Pippin glanced sharply at Ferdi, then took a closer look at the accused. His stick was under his chair, "where he always put it", out of the way of a chance mishap. He nodded, sat straighter in his chair. 'Is there anything else to be said?' he asked the room in general. Heads were shaken, and he nodded again.

'Here is my finding,' he said. Reginard dipped his quill in the inkwell, preparatory to taking down the verdict.

Fixing the accused with a stern eye, he said, 'Linden, I find you guilty of mischief with malice to cause harm.' That hobbit's shocked exclamation was quickly broken off in the face of the looks the other hobbits shot his way; it seemed even his wife was in agreement.

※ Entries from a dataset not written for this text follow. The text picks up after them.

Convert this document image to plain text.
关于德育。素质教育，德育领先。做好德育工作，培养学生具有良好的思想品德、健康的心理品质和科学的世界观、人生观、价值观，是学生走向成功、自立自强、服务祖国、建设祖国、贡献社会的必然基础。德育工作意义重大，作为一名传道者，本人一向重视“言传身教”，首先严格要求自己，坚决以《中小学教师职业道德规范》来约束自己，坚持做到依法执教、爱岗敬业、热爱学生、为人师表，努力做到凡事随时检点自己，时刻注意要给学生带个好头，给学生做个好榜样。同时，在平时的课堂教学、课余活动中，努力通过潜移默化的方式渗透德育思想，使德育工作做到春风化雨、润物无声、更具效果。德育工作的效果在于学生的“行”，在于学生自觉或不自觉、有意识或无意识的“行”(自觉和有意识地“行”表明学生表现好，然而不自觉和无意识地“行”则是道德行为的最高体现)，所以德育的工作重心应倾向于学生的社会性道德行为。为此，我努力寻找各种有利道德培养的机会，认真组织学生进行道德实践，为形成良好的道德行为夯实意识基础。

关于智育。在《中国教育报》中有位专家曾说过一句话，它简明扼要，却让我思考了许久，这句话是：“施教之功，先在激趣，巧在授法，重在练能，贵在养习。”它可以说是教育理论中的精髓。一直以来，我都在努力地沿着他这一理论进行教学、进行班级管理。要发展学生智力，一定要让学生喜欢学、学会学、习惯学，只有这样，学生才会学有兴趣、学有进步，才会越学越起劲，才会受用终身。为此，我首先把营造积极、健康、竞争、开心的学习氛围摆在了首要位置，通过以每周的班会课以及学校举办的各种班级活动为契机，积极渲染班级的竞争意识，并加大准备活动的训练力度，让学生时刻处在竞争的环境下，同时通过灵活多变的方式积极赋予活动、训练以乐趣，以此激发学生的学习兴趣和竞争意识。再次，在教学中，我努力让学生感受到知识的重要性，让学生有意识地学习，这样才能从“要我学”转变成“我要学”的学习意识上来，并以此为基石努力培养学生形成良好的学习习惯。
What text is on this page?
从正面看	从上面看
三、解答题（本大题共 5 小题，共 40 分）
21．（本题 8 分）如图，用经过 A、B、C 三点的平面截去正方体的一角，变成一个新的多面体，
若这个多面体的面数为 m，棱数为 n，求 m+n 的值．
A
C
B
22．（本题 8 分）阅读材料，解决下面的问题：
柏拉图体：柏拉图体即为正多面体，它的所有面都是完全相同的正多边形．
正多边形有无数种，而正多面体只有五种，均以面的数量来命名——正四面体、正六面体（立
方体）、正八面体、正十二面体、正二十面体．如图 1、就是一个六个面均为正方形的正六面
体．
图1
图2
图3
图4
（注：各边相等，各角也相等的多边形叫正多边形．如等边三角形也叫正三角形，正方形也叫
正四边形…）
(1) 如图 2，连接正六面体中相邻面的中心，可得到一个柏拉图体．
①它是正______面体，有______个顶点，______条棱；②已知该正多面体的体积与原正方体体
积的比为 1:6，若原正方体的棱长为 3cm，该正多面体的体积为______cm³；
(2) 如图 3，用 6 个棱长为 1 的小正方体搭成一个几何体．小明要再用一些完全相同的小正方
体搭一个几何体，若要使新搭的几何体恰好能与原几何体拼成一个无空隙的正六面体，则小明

In the silence that followed, Linden tried again. In a trembling voice, he said, 'It were... it were...'

'It was not an accident,' the Thain said flatly.

'No, Sir,' Linden said reluctantly, 'but it were... only a jest, that's all,' he said earnestly. 'I meant it for a jest, no more'n that.' His voice was pleading.

'I near to broke my crown!' Woodbine said vehemently. The Thain stared him into silence.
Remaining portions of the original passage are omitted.